2. There are no dead-houses, except at the hospitals, which are under the management of the superintendent.

3. The certificate of the medical attendant is sufficient for burial purposes. The complete cessation of respiration and the heart’s action are considered an absolute indication of death. When decomposition sets in, it usually appears within twenty-four hours after death, although in winter that process may be longer delayed.

MOSCOW.

Orthodox Russians keep their dead three days before burial. During that time the body lies with the face uncovered, and a deacon chants and prays over it twice a day. A medical certificate of death is imperative before burial.

BRUSSELS.

Burials are regulated by the Communal Council in accordance with law. The system is complicated, but thorough. The medical men connected with the Government Medical Service (“Doctors of the Civil Government”) have the sole control of the examinations of deaths, as well as births, accidents, sudden deaths, suicides; and attend to burials, autopsies, postponements of burials, etc., on their own motion. Interments usually take place within forty-eight hours of death, but they may be carried out sooner during epidemics for the public safety.
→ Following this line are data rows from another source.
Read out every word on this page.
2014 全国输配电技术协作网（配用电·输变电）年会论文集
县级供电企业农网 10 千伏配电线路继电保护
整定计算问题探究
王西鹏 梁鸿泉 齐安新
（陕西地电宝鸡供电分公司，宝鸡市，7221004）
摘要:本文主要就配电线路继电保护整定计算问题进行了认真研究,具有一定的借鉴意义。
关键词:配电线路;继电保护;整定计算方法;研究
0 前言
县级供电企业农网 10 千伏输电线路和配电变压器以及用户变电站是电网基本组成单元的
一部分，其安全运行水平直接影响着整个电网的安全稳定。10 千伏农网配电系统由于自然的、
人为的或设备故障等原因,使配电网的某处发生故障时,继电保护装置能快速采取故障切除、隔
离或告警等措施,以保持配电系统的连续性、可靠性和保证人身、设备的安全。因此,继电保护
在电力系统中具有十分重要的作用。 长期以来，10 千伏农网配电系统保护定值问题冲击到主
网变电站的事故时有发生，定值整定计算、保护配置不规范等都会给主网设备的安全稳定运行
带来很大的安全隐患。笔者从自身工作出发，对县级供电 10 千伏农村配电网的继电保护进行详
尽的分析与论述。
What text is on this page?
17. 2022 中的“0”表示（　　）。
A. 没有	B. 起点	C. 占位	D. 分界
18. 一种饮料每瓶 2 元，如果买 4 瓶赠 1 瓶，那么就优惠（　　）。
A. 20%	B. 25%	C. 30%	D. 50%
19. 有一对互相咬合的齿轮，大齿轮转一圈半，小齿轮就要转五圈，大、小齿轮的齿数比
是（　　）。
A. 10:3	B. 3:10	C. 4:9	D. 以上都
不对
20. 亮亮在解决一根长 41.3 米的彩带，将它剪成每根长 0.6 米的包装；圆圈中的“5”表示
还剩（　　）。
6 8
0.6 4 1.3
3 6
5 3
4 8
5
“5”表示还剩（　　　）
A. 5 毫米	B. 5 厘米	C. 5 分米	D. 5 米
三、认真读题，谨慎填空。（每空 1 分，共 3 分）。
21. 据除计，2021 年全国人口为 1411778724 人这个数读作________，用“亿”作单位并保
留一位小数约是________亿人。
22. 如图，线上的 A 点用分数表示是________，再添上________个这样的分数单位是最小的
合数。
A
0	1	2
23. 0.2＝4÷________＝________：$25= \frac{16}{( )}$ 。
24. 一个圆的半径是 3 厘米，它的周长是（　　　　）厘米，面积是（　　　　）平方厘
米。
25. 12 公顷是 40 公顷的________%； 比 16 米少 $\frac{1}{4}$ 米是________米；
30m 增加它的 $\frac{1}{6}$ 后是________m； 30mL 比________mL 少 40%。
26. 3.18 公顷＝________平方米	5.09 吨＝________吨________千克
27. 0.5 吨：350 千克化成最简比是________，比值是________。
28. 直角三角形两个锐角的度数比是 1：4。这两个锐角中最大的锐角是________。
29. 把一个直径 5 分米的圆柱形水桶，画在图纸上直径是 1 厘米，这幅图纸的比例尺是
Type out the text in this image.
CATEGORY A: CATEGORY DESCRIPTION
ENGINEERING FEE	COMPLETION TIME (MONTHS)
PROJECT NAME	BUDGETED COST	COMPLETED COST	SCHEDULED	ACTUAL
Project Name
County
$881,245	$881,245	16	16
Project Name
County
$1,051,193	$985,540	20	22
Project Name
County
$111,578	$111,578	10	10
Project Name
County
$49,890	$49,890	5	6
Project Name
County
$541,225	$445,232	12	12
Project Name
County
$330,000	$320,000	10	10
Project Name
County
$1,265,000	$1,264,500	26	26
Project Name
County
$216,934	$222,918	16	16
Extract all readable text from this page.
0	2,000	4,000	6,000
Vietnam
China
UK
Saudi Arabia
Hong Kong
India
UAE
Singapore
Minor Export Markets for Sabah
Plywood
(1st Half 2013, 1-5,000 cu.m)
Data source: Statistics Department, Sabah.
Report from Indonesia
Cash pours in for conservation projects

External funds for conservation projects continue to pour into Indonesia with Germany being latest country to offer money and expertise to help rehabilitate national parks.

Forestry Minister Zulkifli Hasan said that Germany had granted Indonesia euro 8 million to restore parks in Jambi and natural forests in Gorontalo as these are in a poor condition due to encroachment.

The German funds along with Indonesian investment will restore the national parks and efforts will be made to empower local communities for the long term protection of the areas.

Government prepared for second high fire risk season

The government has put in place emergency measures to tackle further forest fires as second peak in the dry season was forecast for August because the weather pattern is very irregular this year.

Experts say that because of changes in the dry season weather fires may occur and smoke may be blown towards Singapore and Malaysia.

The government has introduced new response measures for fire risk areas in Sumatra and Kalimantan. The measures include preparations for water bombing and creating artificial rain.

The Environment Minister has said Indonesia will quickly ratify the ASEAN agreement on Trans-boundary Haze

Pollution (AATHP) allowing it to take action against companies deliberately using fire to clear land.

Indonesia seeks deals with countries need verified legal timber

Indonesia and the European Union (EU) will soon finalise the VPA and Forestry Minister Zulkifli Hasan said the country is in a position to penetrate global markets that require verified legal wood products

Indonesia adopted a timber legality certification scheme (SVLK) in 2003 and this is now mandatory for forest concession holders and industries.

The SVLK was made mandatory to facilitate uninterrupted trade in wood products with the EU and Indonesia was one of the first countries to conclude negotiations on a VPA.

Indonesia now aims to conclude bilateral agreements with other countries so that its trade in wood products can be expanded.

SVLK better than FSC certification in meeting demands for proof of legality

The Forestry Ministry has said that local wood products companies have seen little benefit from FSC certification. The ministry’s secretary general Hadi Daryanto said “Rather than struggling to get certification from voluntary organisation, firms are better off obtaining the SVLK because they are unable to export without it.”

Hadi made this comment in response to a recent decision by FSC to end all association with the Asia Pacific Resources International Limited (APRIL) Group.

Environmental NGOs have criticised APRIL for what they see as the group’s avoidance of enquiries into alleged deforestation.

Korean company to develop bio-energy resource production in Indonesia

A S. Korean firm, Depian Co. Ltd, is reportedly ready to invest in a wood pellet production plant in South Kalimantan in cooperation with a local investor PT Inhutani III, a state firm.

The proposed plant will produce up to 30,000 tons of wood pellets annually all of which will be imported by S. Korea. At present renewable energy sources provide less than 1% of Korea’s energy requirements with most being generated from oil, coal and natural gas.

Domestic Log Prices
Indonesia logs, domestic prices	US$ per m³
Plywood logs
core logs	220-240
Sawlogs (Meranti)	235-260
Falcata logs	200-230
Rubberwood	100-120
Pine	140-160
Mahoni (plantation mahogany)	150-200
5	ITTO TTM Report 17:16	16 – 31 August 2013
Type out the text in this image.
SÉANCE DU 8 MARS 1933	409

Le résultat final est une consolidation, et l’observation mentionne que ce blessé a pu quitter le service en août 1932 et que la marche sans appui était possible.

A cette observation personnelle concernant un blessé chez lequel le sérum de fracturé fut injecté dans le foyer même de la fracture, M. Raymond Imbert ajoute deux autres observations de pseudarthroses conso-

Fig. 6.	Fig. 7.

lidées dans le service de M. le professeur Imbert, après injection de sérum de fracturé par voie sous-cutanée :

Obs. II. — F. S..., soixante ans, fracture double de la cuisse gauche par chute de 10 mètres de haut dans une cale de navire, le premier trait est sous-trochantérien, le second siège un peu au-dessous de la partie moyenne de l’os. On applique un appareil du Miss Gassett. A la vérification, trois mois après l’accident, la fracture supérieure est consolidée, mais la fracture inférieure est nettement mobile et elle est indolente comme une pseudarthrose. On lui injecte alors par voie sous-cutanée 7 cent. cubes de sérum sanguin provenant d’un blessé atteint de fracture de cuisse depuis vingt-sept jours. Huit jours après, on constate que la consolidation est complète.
There are mortuaries in the city and suburbs, to which bodies may be taken at the request of surviving relatives, or by the order of the health authorities, according to private necessities or for the public safety. Except by the special authorisation of the officers of the civil government, bodies cannot remain in the mortuaries longer than forty-eight hours; and a burial cannot take place in less than twenty-four hours. Special care is taken to test the reality of death in still-born infants, and efforts are made to revive them, as well as all other cases of seeming death. In cases of women dying during advanced pregnancy, the infant must be roused by artificial respiration, in order to restore animation if possible. The process for obtaining a delay for burial is intricate and cumbersome, and to a foreigner unaccustomed to the language and the local usages the chances would be against securing such a permit before the time allowed for burial had transpired.

DENMARK.

Mortuaries are connected with all the churches, cemeteries, and some of the hospitals, and are growing in favour in the country places; but as yet they are unprovided with any appliances for the resuscitation of the apparently dead, or for the prevention of premature burials. No corpse, however, is allowed to be taken to a mortuary before it has been inspected, and a death-certificate issued by a qualified physician; but, when this is done, death is considered absolute. No corpse is allowed to remain in any church, chapel, or mortuary longer than seven days after supposed death, without special permission. Coffins that contain bodies which have died from infectious diseases must be so indicated, and cannot be opened in the mortuaries.